Likewise, if you find yourself overreacting to certain economic events, it might stem from trauma. For example, news about food prices increasing due to inflation might be particularly triggering if you’ve experienced food insecurity in the past.

Acute physical symptoms of financial trauma while in a triggered state include:

  • Nervous energy and hypervigilance.

  • Insomnia.

  • Hyperactivity (e.g., jumping when the phone rings because you’re worried about debt collectors calling).

Emotional signs of trauma include:

  • An inability to feel close to friends or family.

  • Not enjoying activities that you usually find fun.

  • Feeling an impending sense of doom.

  • Becoming entrenched in negative thoughts or having trouble concentrating.

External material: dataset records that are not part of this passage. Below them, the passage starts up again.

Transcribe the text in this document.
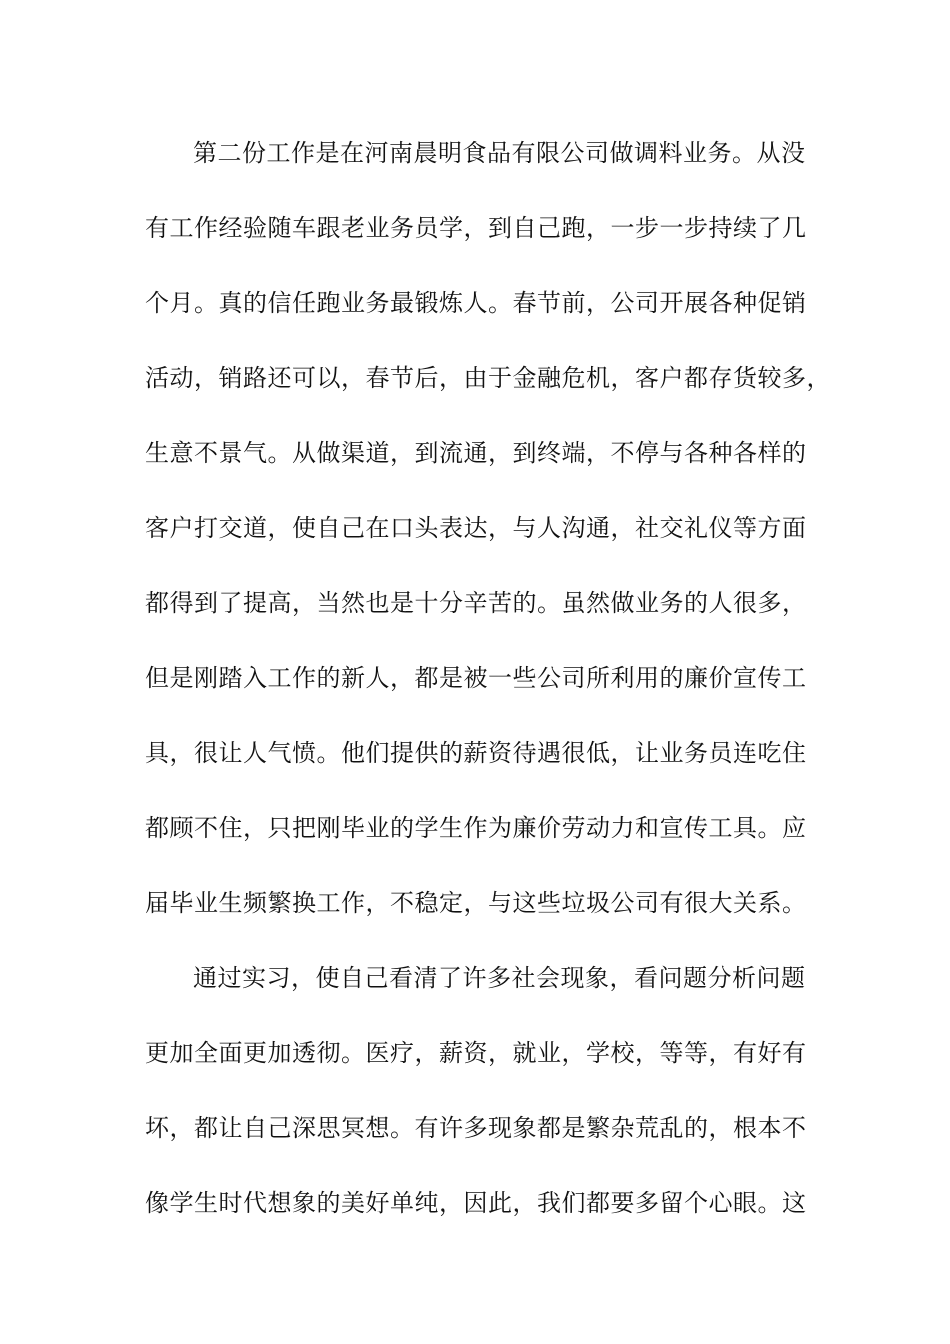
第二份工作是在河南晨明食品有限公司做调料业务。从没
有工作经验随车跟老业务员学，到自己跑，一步一步持续了几
个月。真的信任跑业务最锻炼人。春节前，公司开展各种促销
活动，销路还可以，春节后，由于金融危机，客户都存货较多，
生意不景气。从做渠道，到流通，到终端，不停与各种各样的
客户打交道，使自己在口头表达，与人沟通，社交礼仪等方面
都得到了提高，当然也是十分辛苦的。虽然做业务的人很多，
但是刚踏入工作的新人，都是被一些公司所利用的廉价宣传工
具，很让人气愤。他们提供的薪资待遇很低，让业务员连吃住
都顾不住，只把刚毕业的学生作为廉价劳动力和宣传工具。应
届毕业生频繁换工作，不稳定，与这些垃圾公司有很大关系。
通过实习，使自己看清了许多社会现象，看问题分析问题
更加全面更加透彻。医疗，薪资，就业，学校，等等，有好有
坏，都让自己深思冥想。有许多现象都是繁杂荒乱的，根本不
像学生时代想象的美好单纯，因此，我们都要多留个心眼。这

How to deal with financial trauma

Recognizing that something’s wrong is the first step to dealing with financial trauma. A counsellor, support group or financial therapist may be able to help you better understand your triggers, gain perspective, and remove unwarranted biases, fears and beliefs about money that have been holding you back. Throughout this process, it’s important to be compassionate to yourself, rather than blaming or shaming yourself for your choices.

Once you have dealt with the emotional, physical and cognitive effects of the trauma, you can create a tangible action plan to deal with the financial problems themselves. Take small steps toward rebuilding your relationship with money, and celebrate wins like hitting savings milestones or paying off specific bills. And lean on others to support you, whether friends, partners or professionals — you are not alone in the journey to repair your relationship with money.